So, your doctor looks at your blood test and says, “You have high homocysteine levels.” What does that mean? And what should you do about it?
Homocysteine is a common amino acid (one of the building blocks that make up proteins) found in the blood and is acquired mostly from eating meat. I have written before about the possible role of elevated homocysteine levels in causing heart attacks or strokes. High levels of homocysteine are related to the early development of heart and blood vessel disease. In fact, it is considered an independent risk factor for heart disease. High homocysteine is associated with low levels of vitamin B6, B12 and folate and kidney disease.
Research has shownthat both folic acid and B vitamins lower homocysteine levels, and many researchers and physicians believed that this would lower a patient’s overall cardiovascular risk. Not so. Recently, a study called the Women’s Antioxidant and Folic Acid Cardiovascular Study found that supplemental folic acid and B vitamins do not lower the risk for important vascular events in women who are otherwise at high risk for such events, even though these supplements lower homocysteine levels.
What is high risk? A minimum of three “cardiac risk factors” puts anyone at high risk. They are: high cholesterol, hypertension, metabolic disorder, a family history of heart disease and a prior heart-related event, such as heart attack or stroke.
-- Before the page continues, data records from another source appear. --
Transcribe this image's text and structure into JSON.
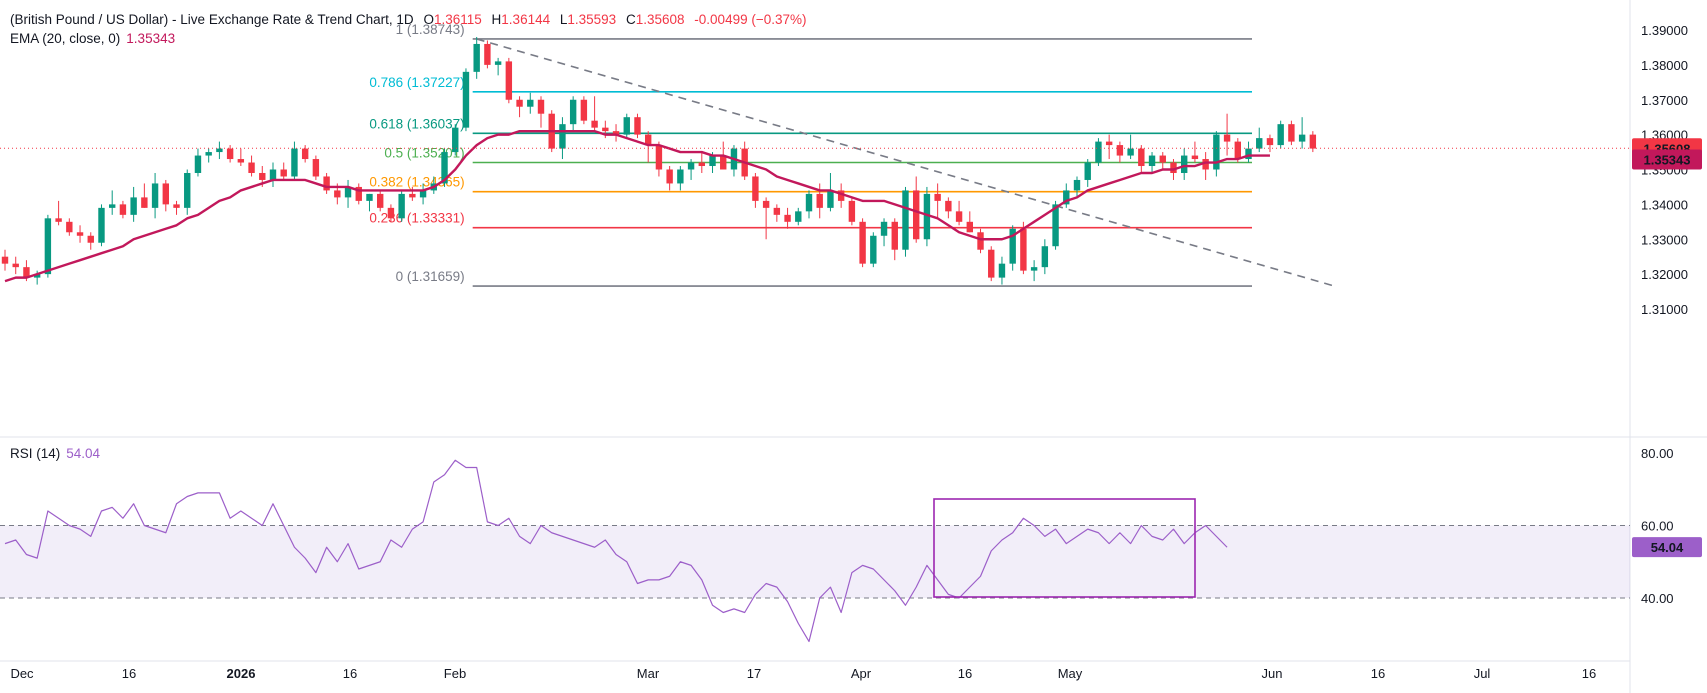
{
  "header": {
    "title": "(British Pound / US Dollar) - Live Exchange Rate & Trend Chart, 1D",
    "open_key": "O",
    "open": "1.36115",
    "high_key": "H",
    "high": "1.36144",
    "low_key": "L",
    "low": "1.35593",
    "close_key": "C",
    "close": "1.35608",
    "change": "-0.00499 (−0.37%)"
  },
  "ema": {
    "label": "EMA (20, close, 0)",
    "value": "1.35343"
  },
  "rsi": {
    "label": "RSI (14)",
    "value": "54.04"
  },
  "colors": {
    "up": "#089981",
    "down": "#f23645",
    "ema": "#c2185b",
    "rsi": "#9c5fc9",
    "fib_0": "#787b86",
    "fib_0236": "#f23645",
    "fib_0382": "#ff9800",
    "fib_05": "#4caf50",
    "fib_0618": "#089981",
    "fib_0786": "#00bcd4",
    "fib_1": "#787b86",
    "box": "#9c27b0"
  },
  "chart_data": [
    {
      "type": "candlestick",
      "price_axis": {
        "ticks": [
          "1.39000",
          "1.38000",
          "1.37000",
          "1.36000",
          "1.35000",
          "1.34000",
          "1.33000",
          "1.32000",
          "1.31000"
        ],
        "range": [
          1.31,
          1.39
        ]
      },
      "x_axis": {
        "ticks": [
          "Dec",
          "16",
          "2026",
          "16",
          "Feb",
          "Mar",
          "17",
          "Apr",
          "16",
          "May",
          "Jun",
          "16",
          "Jul",
          "16"
        ],
        "bold": [
          "2026"
        ]
      },
      "last_price_tag": "1.35608",
      "ema_tag": "1.35343",
      "fib_levels": [
        {
          "ratio": "1",
          "price": "1.38743",
          "text": "1 (1.38743)"
        },
        {
          "ratio": "0.786",
          "price": "1.37227",
          "text": "0.786 (1.37227)"
        },
        {
          "ratio": "0.618",
          "price": "1.36037",
          "text": "0.618 (1.36037)"
        },
        {
          "ratio": "0.5",
          "price": "1.35201",
          "text": "0.5 (1.35201)"
        },
        {
          "ratio": "0.382",
          "price": "1.34365",
          "text": "0.382 (1.34365)"
        },
        {
          "ratio": "0.236",
          "price": "1.33331",
          "text": "0.236 (1.33331)"
        },
        {
          "ratio": "0",
          "price": "1.31659",
          "text": "0 (1.31659)"
        }
      ],
      "candles": [
        [
          1.325,
          1.327,
          1.321,
          1.323
        ],
        [
          1.323,
          1.325,
          1.32,
          1.322
        ],
        [
          1.322,
          1.324,
          1.318,
          1.319
        ],
        [
          1.319,
          1.321,
          1.317,
          1.32
        ],
        [
          1.32,
          1.337,
          1.319,
          1.336
        ],
        [
          1.336,
          1.341,
          1.334,
          1.335
        ],
        [
          1.335,
          1.336,
          1.331,
          1.332
        ],
        [
          1.332,
          1.334,
          1.329,
          1.331
        ],
        [
          1.331,
          1.332,
          1.327,
          1.329
        ],
        [
          1.329,
          1.34,
          1.328,
          1.339
        ],
        [
          1.339,
          1.344,
          1.337,
          1.34
        ],
        [
          1.34,
          1.341,
          1.336,
          1.337
        ],
        [
          1.337,
          1.345,
          1.335,
          1.342
        ],
        [
          1.342,
          1.346,
          1.339,
          1.339
        ],
        [
          1.339,
          1.349,
          1.336,
          1.346
        ],
        [
          1.346,
          1.347,
          1.338,
          1.34
        ],
        [
          1.34,
          1.341,
          1.337,
          1.339
        ],
        [
          1.339,
          1.35,
          1.337,
          1.349
        ],
        [
          1.349,
          1.356,
          1.348,
          1.354
        ],
        [
          1.354,
          1.356,
          1.352,
          1.355
        ],
        [
          1.355,
          1.358,
          1.353,
          1.356
        ],
        [
          1.356,
          1.357,
          1.352,
          1.353
        ],
        [
          1.353,
          1.356,
          1.351,
          1.352
        ],
        [
          1.352,
          1.354,
          1.348,
          1.349
        ],
        [
          1.349,
          1.351,
          1.345,
          1.347
        ],
        [
          1.347,
          1.352,
          1.345,
          1.35
        ],
        [
          1.35,
          1.352,
          1.347,
          1.348
        ],
        [
          1.348,
          1.358,
          1.347,
          1.356
        ],
        [
          1.356,
          1.357,
          1.352,
          1.353
        ],
        [
          1.353,
          1.354,
          1.347,
          1.348
        ],
        [
          1.348,
          1.349,
          1.343,
          1.344
        ],
        [
          1.344,
          1.346,
          1.34,
          1.342
        ],
        [
          1.342,
          1.347,
          1.339,
          1.345
        ],
        [
          1.345,
          1.346,
          1.34,
          1.341
        ],
        [
          1.341,
          1.343,
          1.338,
          1.343
        ],
        [
          1.343,
          1.344,
          1.338,
          1.339
        ],
        [
          1.339,
          1.34,
          1.335,
          1.336
        ],
        [
          1.336,
          1.344,
          1.335,
          1.343
        ],
        [
          1.343,
          1.345,
          1.341,
          1.342
        ],
        [
          1.342,
          1.346,
          1.34,
          1.344
        ],
        [
          1.344,
          1.348,
          1.343,
          1.346
        ],
        [
          1.346,
          1.356,
          1.345,
          1.355
        ],
        [
          1.355,
          1.363,
          1.354,
          1.362
        ],
        [
          1.362,
          1.379,
          1.361,
          1.378
        ],
        [
          1.378,
          1.388,
          1.376,
          1.386
        ],
        [
          1.386,
          1.387,
          1.379,
          1.38
        ],
        [
          1.38,
          1.382,
          1.377,
          1.381
        ],
        [
          1.381,
          1.382,
          1.369,
          1.37
        ],
        [
          1.37,
          1.371,
          1.365,
          1.368
        ],
        [
          1.368,
          1.372,
          1.366,
          1.37
        ],
        [
          1.37,
          1.371,
          1.362,
          1.366
        ],
        [
          1.366,
          1.367,
          1.355,
          1.356
        ],
        [
          1.356,
          1.365,
          1.353,
          1.363
        ],
        [
          1.363,
          1.371,
          1.361,
          1.37
        ],
        [
          1.37,
          1.371,
          1.363,
          1.364
        ],
        [
          1.364,
          1.371,
          1.361,
          1.362
        ],
        [
          1.362,
          1.364,
          1.359,
          1.361
        ],
        [
          1.361,
          1.363,
          1.358,
          1.36
        ],
        [
          1.36,
          1.366,
          1.359,
          1.365
        ],
        [
          1.365,
          1.366,
          1.359,
          1.36
        ],
        [
          1.36,
          1.361,
          1.352,
          1.357
        ],
        [
          1.357,
          1.358,
          1.348,
          1.35
        ],
        [
          1.35,
          1.351,
          1.344,
          1.346
        ],
        [
          1.346,
          1.351,
          1.344,
          1.35
        ],
        [
          1.35,
          1.353,
          1.347,
          1.352
        ],
        [
          1.352,
          1.355,
          1.349,
          1.351
        ],
        [
          1.351,
          1.355,
          1.349,
          1.354
        ],
        [
          1.354,
          1.358,
          1.35,
          1.35
        ],
        [
          1.35,
          1.357,
          1.348,
          1.356
        ],
        [
          1.356,
          1.358,
          1.347,
          1.348
        ],
        [
          1.348,
          1.349,
          1.339,
          1.341
        ],
        [
          1.341,
          1.342,
          1.33,
          1.339
        ],
        [
          1.339,
          1.34,
          1.335,
          1.337
        ],
        [
          1.337,
          1.339,
          1.333,
          1.335
        ],
        [
          1.335,
          1.339,
          1.334,
          1.338
        ],
        [
          1.338,
          1.344,
          1.336,
          1.343
        ],
        [
          1.343,
          1.346,
          1.336,
          1.339
        ],
        [
          1.339,
          1.349,
          1.338,
          1.344
        ],
        [
          1.344,
          1.346,
          1.339,
          1.341
        ],
        [
          1.341,
          1.342,
          1.334,
          1.335
        ],
        [
          1.335,
          1.336,
          1.322,
          1.323
        ],
        [
          1.323,
          1.332,
          1.322,
          1.331
        ],
        [
          1.331,
          1.336,
          1.328,
          1.335
        ],
        [
          1.335,
          1.336,
          1.324,
          1.327
        ],
        [
          1.327,
          1.345,
          1.325,
          1.344
        ],
        [
          1.344,
          1.348,
          1.329,
          1.33
        ],
        [
          1.33,
          1.345,
          1.328,
          1.343
        ],
        [
          1.343,
          1.346,
          1.336,
          1.341
        ],
        [
          1.341,
          1.342,
          1.336,
          1.338
        ],
        [
          1.338,
          1.341,
          1.334,
          1.335
        ],
        [
          1.335,
          1.338,
          1.332,
          1.332
        ],
        [
          1.332,
          1.333,
          1.326,
          1.327
        ],
        [
          1.327,
          1.328,
          1.318,
          1.319
        ],
        [
          1.319,
          1.325,
          1.317,
          1.323
        ],
        [
          1.323,
          1.334,
          1.321,
          1.333
        ],
        [
          1.333,
          1.335,
          1.32,
          1.321
        ],
        [
          1.321,
          1.324,
          1.318,
          1.322
        ],
        [
          1.322,
          1.33,
          1.32,
          1.328
        ],
        [
          1.328,
          1.341,
          1.327,
          1.34
        ],
        [
          1.34,
          1.346,
          1.339,
          1.344
        ],
        [
          1.344,
          1.348,
          1.342,
          1.347
        ],
        [
          1.347,
          1.353,
          1.345,
          1.352
        ],
        [
          1.352,
          1.359,
          1.351,
          1.358
        ],
        [
          1.358,
          1.36,
          1.353,
          1.357
        ],
        [
          1.357,
          1.358,
          1.352,
          1.354
        ],
        [
          1.354,
          1.36,
          1.353,
          1.356
        ],
        [
          1.356,
          1.357,
          1.349,
          1.351
        ],
        [
          1.351,
          1.355,
          1.349,
          1.354
        ],
        [
          1.354,
          1.355,
          1.35,
          1.352
        ],
        [
          1.352,
          1.353,
          1.347,
          1.349
        ],
        [
          1.349,
          1.356,
          1.347,
          1.354
        ],
        [
          1.354,
          1.358,
          1.352,
          1.353
        ],
        [
          1.353,
          1.355,
          1.347,
          1.35
        ],
        [
          1.35,
          1.361,
          1.348,
          1.36
        ],
        [
          1.36,
          1.366,
          1.354,
          1.358
        ],
        [
          1.358,
          1.359,
          1.352,
          1.353
        ],
        [
          1.353,
          1.358,
          1.352,
          1.356
        ],
        [
          1.356,
          1.362,
          1.355,
          1.359
        ],
        [
          1.359,
          1.36,
          1.355,
          1.357
        ],
        [
          1.357,
          1.364,
          1.356,
          1.363
        ],
        [
          1.363,
          1.364,
          1.357,
          1.358
        ],
        [
          1.358,
          1.365,
          1.356,
          1.36
        ],
        [
          1.36,
          1.361,
          1.355,
          1.356
        ]
      ],
      "ema20": [
        1.318,
        1.319,
        1.319,
        1.32,
        1.321,
        1.322,
        1.323,
        1.324,
        1.325,
        1.326,
        1.327,
        1.328,
        1.33,
        1.331,
        1.332,
        1.333,
        1.334,
        1.336,
        1.337,
        1.339,
        1.341,
        1.342,
        1.344,
        1.345,
        1.346,
        1.347,
        1.347,
        1.347,
        1.347,
        1.346,
        1.345,
        1.345,
        1.345,
        1.344,
        1.344,
        1.344,
        1.344,
        1.344,
        1.344,
        1.344,
        1.345,
        1.347,
        1.35,
        1.354,
        1.357,
        1.359,
        1.36,
        1.36,
        1.361,
        1.361,
        1.361,
        1.361,
        1.361,
        1.361,
        1.361,
        1.361,
        1.36,
        1.36,
        1.359,
        1.358,
        1.357,
        1.357,
        1.356,
        1.355,
        1.355,
        1.355,
        1.354,
        1.354,
        1.353,
        1.352,
        1.351,
        1.35,
        1.348,
        1.347,
        1.346,
        1.345,
        1.344,
        1.344,
        1.343,
        1.342,
        1.341,
        1.341,
        1.341,
        1.34,
        1.339,
        1.338,
        1.337,
        1.336,
        1.334,
        1.332,
        1.331,
        1.33,
        1.33,
        1.33,
        1.331,
        1.333,
        1.335,
        1.337,
        1.339,
        1.341,
        1.342,
        1.344,
        1.345,
        1.346,
        1.347,
        1.348,
        1.349,
        1.349,
        1.35,
        1.35,
        1.351,
        1.351,
        1.352,
        1.352,
        1.353,
        1.353,
        1.354,
        1.354,
        1.354
      ],
      "trendline": {
        "from": [
          44,
          1.38743
        ],
        "to": [
          124,
          1.31659
        ]
      }
    },
    {
      "type": "line",
      "name": "RSI (14)",
      "y_ticks": [
        "80.00",
        "60.00",
        "40.00"
      ],
      "range": [
        22,
        88
      ],
      "band": [
        40,
        60
      ],
      "value_tag": "54.04",
      "values": [
        55,
        56,
        52,
        51,
        64,
        62,
        60,
        59,
        57,
        64,
        65,
        62,
        66,
        60,
        59,
        58,
        66,
        68,
        69,
        69,
        69,
        62,
        64,
        62,
        60,
        66,
        60,
        54,
        51,
        47,
        54,
        50,
        55,
        48,
        49,
        50,
        56,
        54,
        59,
        61,
        72,
        74,
        78,
        76,
        76,
        61,
        60,
        62,
        57,
        55,
        60,
        58,
        57,
        56,
        55,
        54,
        56,
        52,
        50,
        44,
        45,
        45,
        46,
        50,
        49,
        45,
        38,
        36,
        37,
        36,
        41,
        44,
        43,
        39,
        33,
        28,
        40,
        43,
        36,
        47,
        49,
        48,
        45,
        42,
        38,
        43,
        49,
        45,
        41,
        40,
        43,
        46,
        53,
        56,
        58,
        62,
        60,
        57,
        59,
        55,
        57,
        59,
        58,
        55,
        58,
        55,
        60,
        57,
        56,
        59,
        55,
        58,
        60,
        57,
        54
      ]
    }
  ]
}
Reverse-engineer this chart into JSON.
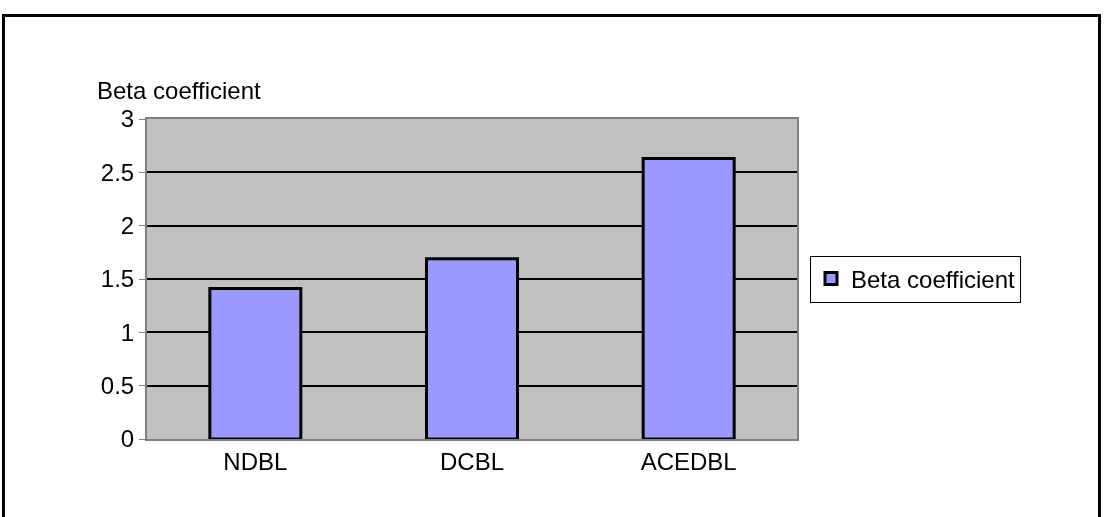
{
  "chart_data": {
    "type": "bar",
    "ylabel": "Beta coefficient",
    "categories": [
      "NDBL",
      "DCBL",
      "ACEDBL"
    ],
    "series": [
      {
        "name": "Beta coefficient",
        "color": "#9999ff",
        "values": [
          1.41,
          1.69,
          2.63
        ]
      }
    ],
    "ylim": [
      0,
      3
    ],
    "yticks": [
      0,
      0.5,
      1,
      1.5,
      2,
      2.5,
      3
    ],
    "grid": "y",
    "legend": "right"
  }
}
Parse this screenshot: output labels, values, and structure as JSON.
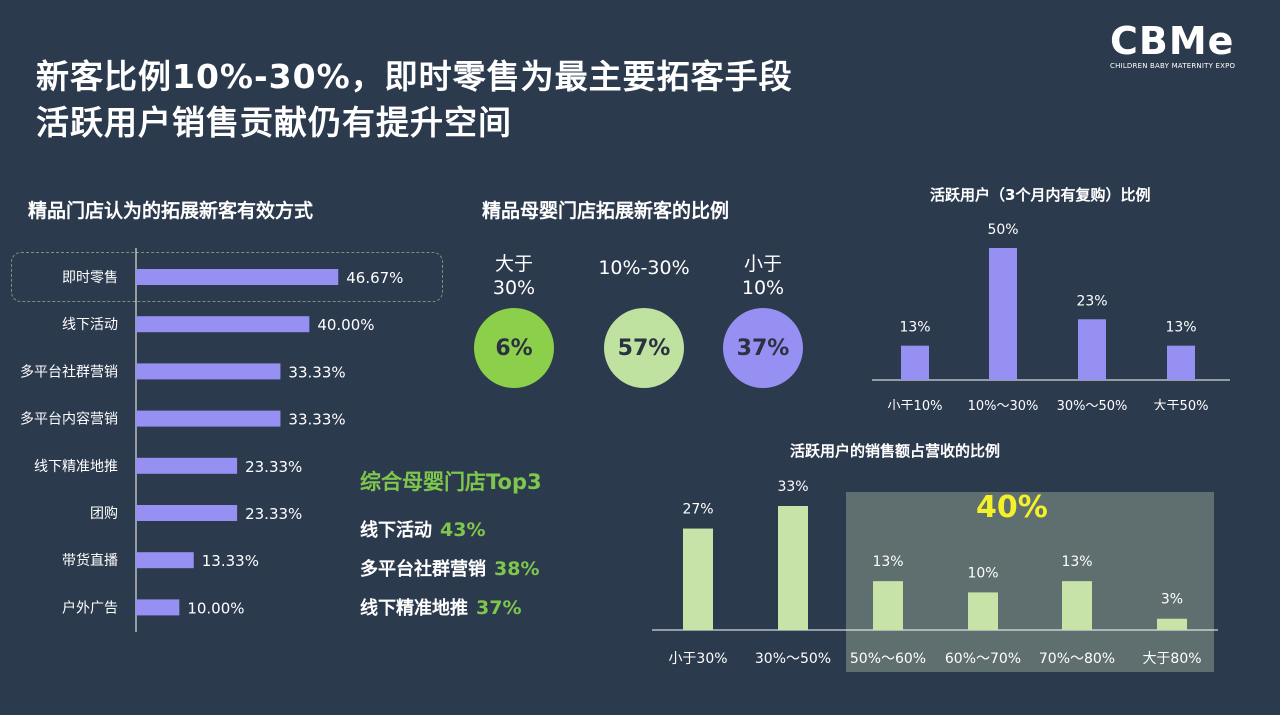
{
  "title": {
    "line1": "新客比例10%-30%，即时零售为最主要拓客手段",
    "line2": "活跃用户销售贡献仍有提升空间"
  },
  "logo": {
    "mark": "CBMe",
    "subtitle": "CHILDREN BABY MATERNITY EXPO"
  },
  "colors": {
    "background": "#2c3a4e",
    "purple": "#9690f2",
    "lightgreen": "#c8e3a8",
    "green": "#7fc64c",
    "circle_green": "#8ccf4a",
    "circle_light": "#bfe2a0",
    "yellow": "#f4f02a",
    "shade": "#5f6e6e"
  },
  "left": {
    "title": "精品门店认为的拓展新客有效方式"
  },
  "middle": {
    "title": "精品母婴门店拓展新客的比例",
    "circles": [
      {
        "label": "大于\n30%",
        "value": "6%"
      },
      {
        "label": "10%-30%",
        "value": "57%"
      },
      {
        "label": "小于\n10%",
        "value": "37%"
      }
    ]
  },
  "top3": {
    "title": "综合母婴门店Top3",
    "items": [
      {
        "label": "线下活动",
        "value": "43%"
      },
      {
        "label": "多平台社群营销",
        "value": "38%"
      },
      {
        "label": "线下精准地推",
        "value": "37%"
      }
    ]
  },
  "top_right": {
    "title": "活跃用户（3个月内有复购）比例"
  },
  "bottom_right": {
    "title": "活跃用户的销售额占营收的比例",
    "highlight": "40%"
  },
  "chart_data": [
    {
      "type": "bar",
      "orientation": "horizontal",
      "title": "精品门店认为的拓展新客有效方式",
      "categories": [
        "即时零售",
        "线下活动",
        "多平台社群营销",
        "多平台内容营销",
        "线下精准地推",
        "团购",
        "带货直播",
        "户外广告"
      ],
      "values": [
        46.67,
        40.0,
        33.33,
        33.33,
        23.33,
        23.33,
        13.33,
        10.0
      ],
      "labels": [
        "46.67%",
        "40.00%",
        "33.33%",
        "33.33%",
        "23.33%",
        "23.33%",
        "13.33%",
        "10.00%"
      ],
      "xlim": [
        0,
        60
      ]
    },
    {
      "type": "bar",
      "title": "活跃用户（3个月内有复购）比例",
      "categories": [
        "小于10%",
        "10%～30%",
        "30%～50%",
        "大于50%"
      ],
      "values": [
        13,
        50,
        23,
        13
      ],
      "labels": [
        "13%",
        "50%",
        "23%",
        "13%"
      ],
      "ylim": [
        0,
        50
      ]
    },
    {
      "type": "bar",
      "title": "活跃用户的销售额占营收的比例",
      "categories": [
        "小于30%",
        "30%～50%",
        "50%～60%",
        "60%～70%",
        "70%～80%",
        "大于80%"
      ],
      "values": [
        27,
        33,
        13,
        10,
        13,
        3
      ],
      "labels": [
        "27%",
        "33%",
        "13%",
        "10%",
        "13%",
        "3%"
      ],
      "ylim": [
        0,
        33
      ]
    }
  ]
}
Lifestyle indicators include obesity and cigarette smoking.
The study was a randomized, double-blind, placebo-controlled trial conducted in Boston that began in 1998 with 5,442 women, age 40 and older with a history of cardiovascular disease, and studied them over the course of seven years. Study participants received either a folic acid/B vitamin combination or a matching placebo. What they found was startling to the medical community. Over the course of 7.3 years, there was a similar incidence of heart attacks and strokes between the group that received the vitamins and the one that didn’t. In fact, 406 women in the treatment group and 390 in the placebo group experienced at least one “event” of heart attack or stroke.
These findings are identical to those seen in the Heart Outcomes Prevention Evaluation trial, the Norwegian Vitamin Trial and the Vitamin Intervention for Stroke Prevention trial, among others (which enrolled mostly men), even though the therapy is successful in reducing homocysteine levels. While numerous observational, epidemiological studies have confirmed that elevated homocysteine is a predictor of cardiovascular risk, it has become very clear that lowering homocysteine levels has little to no outcome for men or women at high risk of cardiovascular disease. So, why are people with elevated homocysteine levels at high risk for cardiovascular disease? Medical researchers are working on this one. As a heart surgeon, I see clogged arteries every week, up close and personal. It makes you wonder, is homocysteine really the culprit? Or, is it just the result of something else that is going on in the body? I will keep you updated as new trials and information are released on this important subject.